El rostro de Ge Qingqing se llenó de inquietud al mirar a Shen Zechuan.
Tras haber sido castigado con arresto domiciliario por sus fechorías, Xiao Chiye pasó la mañana hojeando una obra de teatro en su diván. Incluso cuando oyó a Chen Yang anunciar la llegada del príncipe Chu, apenas se molestó en levantarse.
—Estoy castigado —dijo Xiao Chiye sin levantar la vista. Tomó una pieza de fruta—. ¿Qué haces irrumpiendo aquí tan descaradamente?
Li Jianheng tiró al suelo la placa de comandante supremo de Xiao Chiye, visiblemente emocionado.
—¡Ce’an! ¡Ha pasado algo importante!
Xiao Chiye parpadeó.
—¡Tres mil estudiantes se han arrodillado para pedirle a su majestad que castigue severamente a Shen Zechuan! Han estado arrodillados allí todo el día, haciendo una huelga de hambre para forzar la mano de su majestad. ¡Cuando su majestad se enteró durante la cena, se enfureció tanto que cayó desplomado sobre su cama!
Xiao Chiye miró la placa.
—Quita eso de aquí.
—Los Ocho Grandes Batallones no harán nada para dispersar a los estudiantes, así que me han pedido que te entregue la placa. Si el Ejército Imperial consigue dispersar a los estudiantes esta noche, ¡se borrarán los cargos contra ti! —Li Jianheng dio una patada al suelo con ansiedad—. ¡Al fin y al cabo, ¿no puede el Ejército Imperial encargarse de unos cuantos estudiantes débiles? ¡Esto es algo bueno!
Xiao Chiye se cubrió la cara con el libro. Tras un momento de silencio, siseó entre dientes:
—Sí, algo jodidamente bueno.
Los estudiantes del Colegio Imperial no solo eran futuros candidatos a puestos oficiales en la corte imperial, sino que también tenían una influencia nada desdeñable entre los eruditos locales de todo el país. Xi Gu’an sabía que era arriesgado tocarlos; si Xiao Chiye les ponía un dedo encima esta noche, él sería el primero en perecer bajo el peso de sus palabras en el futuro.

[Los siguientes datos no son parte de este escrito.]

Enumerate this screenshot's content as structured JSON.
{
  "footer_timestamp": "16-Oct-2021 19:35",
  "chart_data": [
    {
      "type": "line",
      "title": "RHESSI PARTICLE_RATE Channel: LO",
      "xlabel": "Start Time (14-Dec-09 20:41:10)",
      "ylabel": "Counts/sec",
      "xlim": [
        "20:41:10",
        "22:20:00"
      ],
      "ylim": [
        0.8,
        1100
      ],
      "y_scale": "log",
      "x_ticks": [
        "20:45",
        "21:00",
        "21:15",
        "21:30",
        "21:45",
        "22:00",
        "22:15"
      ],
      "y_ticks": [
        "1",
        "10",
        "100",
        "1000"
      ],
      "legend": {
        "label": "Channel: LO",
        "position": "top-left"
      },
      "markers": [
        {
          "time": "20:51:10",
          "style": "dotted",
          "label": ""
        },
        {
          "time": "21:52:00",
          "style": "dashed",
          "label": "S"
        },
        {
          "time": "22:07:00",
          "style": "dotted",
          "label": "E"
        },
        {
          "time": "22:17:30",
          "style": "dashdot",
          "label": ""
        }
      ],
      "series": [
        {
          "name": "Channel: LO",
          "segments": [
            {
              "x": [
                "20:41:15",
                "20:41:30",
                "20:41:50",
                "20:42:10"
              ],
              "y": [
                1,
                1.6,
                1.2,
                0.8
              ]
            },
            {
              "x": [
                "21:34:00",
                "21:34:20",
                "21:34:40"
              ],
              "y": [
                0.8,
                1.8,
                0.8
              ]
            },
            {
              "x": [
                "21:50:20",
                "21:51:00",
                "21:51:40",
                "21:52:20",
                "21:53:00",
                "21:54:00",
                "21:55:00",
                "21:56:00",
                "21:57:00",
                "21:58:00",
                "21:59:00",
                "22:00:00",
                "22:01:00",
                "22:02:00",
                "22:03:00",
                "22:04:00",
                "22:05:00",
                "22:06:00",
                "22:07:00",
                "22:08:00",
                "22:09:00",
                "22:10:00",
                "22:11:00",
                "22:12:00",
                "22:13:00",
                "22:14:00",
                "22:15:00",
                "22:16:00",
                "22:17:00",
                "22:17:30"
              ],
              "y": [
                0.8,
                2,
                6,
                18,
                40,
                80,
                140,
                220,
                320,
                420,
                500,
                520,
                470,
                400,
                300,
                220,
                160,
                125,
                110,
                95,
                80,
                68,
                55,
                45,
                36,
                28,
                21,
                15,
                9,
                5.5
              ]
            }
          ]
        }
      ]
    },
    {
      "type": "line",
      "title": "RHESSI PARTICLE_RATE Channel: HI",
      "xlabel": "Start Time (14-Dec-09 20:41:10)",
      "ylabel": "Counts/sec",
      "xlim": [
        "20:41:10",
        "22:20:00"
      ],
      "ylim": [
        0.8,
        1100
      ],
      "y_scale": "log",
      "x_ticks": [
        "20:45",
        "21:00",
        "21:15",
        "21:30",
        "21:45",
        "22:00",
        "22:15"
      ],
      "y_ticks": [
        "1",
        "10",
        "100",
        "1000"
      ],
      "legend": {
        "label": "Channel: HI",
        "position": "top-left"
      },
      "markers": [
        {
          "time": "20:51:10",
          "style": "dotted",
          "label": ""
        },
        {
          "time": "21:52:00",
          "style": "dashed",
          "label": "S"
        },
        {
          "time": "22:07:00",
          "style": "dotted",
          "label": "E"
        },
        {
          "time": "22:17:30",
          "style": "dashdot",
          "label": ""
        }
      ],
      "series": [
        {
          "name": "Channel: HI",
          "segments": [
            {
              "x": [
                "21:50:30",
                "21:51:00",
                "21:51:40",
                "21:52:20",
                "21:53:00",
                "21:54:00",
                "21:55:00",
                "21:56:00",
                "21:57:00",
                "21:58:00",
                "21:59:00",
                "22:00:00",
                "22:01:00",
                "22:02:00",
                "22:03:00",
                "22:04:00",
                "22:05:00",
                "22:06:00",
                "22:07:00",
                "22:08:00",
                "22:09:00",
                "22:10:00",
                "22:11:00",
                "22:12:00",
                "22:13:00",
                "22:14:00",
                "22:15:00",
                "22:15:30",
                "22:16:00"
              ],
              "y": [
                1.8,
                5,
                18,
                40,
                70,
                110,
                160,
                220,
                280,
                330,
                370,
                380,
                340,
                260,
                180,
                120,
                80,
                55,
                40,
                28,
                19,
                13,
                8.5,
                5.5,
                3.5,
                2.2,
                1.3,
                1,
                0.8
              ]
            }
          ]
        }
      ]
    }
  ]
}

Sentándose, Xiao Chiye preguntó con las manos apoyadas en las rodillas:
—¿Dónde está Shen Zechuan ahora mismo?
—He oído que fue a la oficina de registro de la Guardia del Uniforme Bordado esta mañana temprano —dijo Li Jianheng mientras observaba a Xiao Chiye levantarse de un salto y ponerse la ropa—. ¿Adónde vamos? ¿Vamos a buscar a Shen Zechuan?
Xiao Chiye bajó corriendo las escaleras hasta donde Chen Yang ya había preparado su caballo. En un instante, saltó a la silla y cabalgó a toda velocidad hacia el palacio.